¹: Pas très loin du sommet de l'arbre de Porphyre (à mon avis…) on a les oppositions aristotéliciennes (et platoniciennes) puissance/acte et matière/forme. Leurs synthèses débouchent sur la notion "plus riche et mystérieuse" de quiddité (à la fois alpha et oméga?) dont Thom dit ceci:
- "Dira-t-on que l'œuf n'a pas de forme, mais qu'il a un to ti en einai dont la nature est ultérieurement de développer la forme adulte (s'il n'y a pas empêchement) ? Cela montre en quel point le concept de « quiddité » est infiniment plus riche et mystérieux que ceux de la forme et de l'acte. (...) La Science moderne ne peut accepter les quiddités qu'à condition de les géométriser, dans l'espace substrat ou dans des espaces dérivés (espaces fonctionnels). C'est le sens de mon « attracteur du métabolisme simulant la dynamique adulte ». (ES, p. 251.)

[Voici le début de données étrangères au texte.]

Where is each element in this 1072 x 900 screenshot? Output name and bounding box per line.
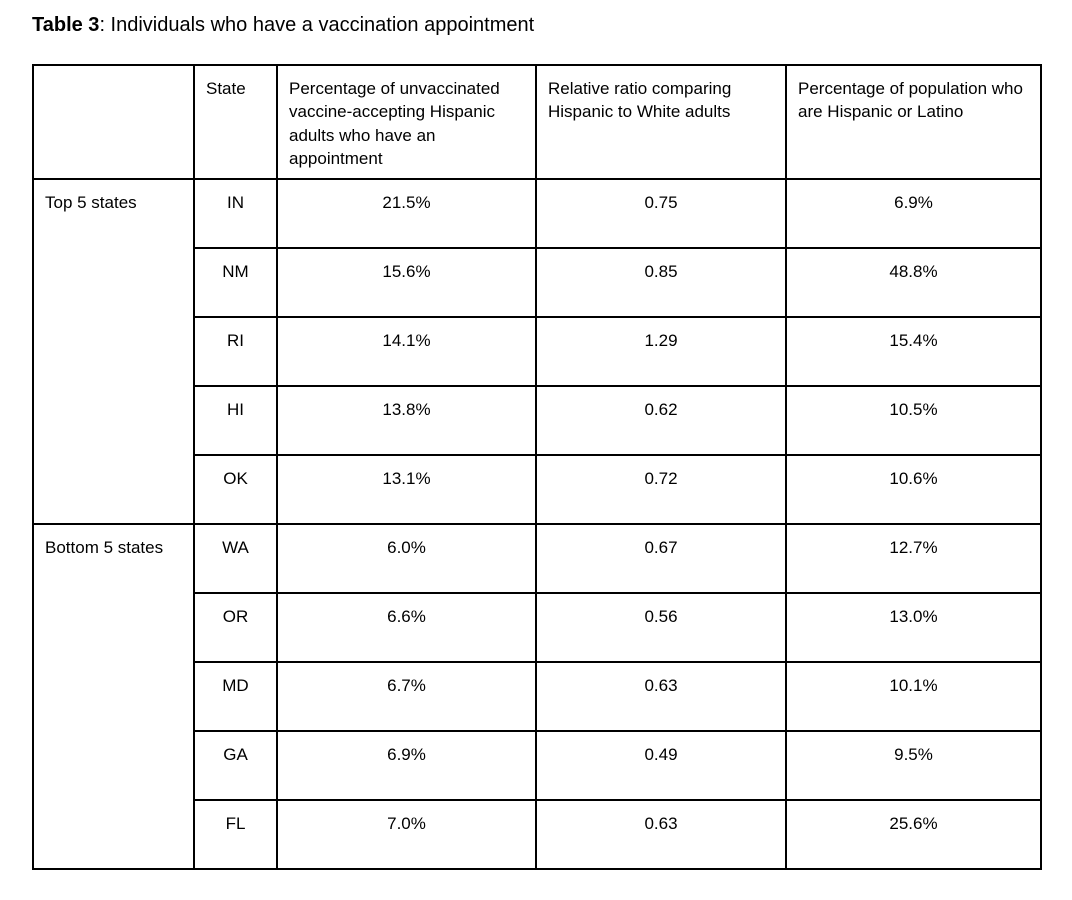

- "(...) la quiddité est l'ensemble de la forme spatiale et des prégnances qui l'illuminent, qui l'investissent, prégnances qui le plus souvent sont suscitées par l'histoire antérieure de cette forme en devenir et en découlent nécessairement : L’homme engendre l’homme – ainsi que le soleil (au nominatif : kai o hèlios). Il est permis de penser que c'est là une situation générale : une forme ne peut apparaître en tant que phénomène que par les perturbations qu'elle cause dans la propagation spatiale d'un flux. Toute forme ne peut ainsi être conçue que comme une figure due à un arrêt momentané (autour d'un obstacle) d'un flux partant d'un point-amont a [alpha?] et s'écoulant vers un point-but v [omega?]. Qu'on doive identifier a et v, c'est là un point que je laisse à mes auditeurs de décider…" (1993, Pouvoirs de la Forme)
jc
29/10/2019
Comme nous tous(?), humains, Thom est un idéologue. Pour lui c'est l'opposition discret/continu qui domine non seulement les mathématiques mais en fait toute la pensée, et il a choisi de considérer "idéologiquement" que c'est le continu qui est l'être premier parce que, selon lui, toute singularité, toute discontinuité, présuppose le continu. C'est pour cela que je le qualifie du néologisme de topocrate. De ce point de vue PhG, qui, j'en suis convaincu, est -et se dit?- un logocrate, est également un idéologue.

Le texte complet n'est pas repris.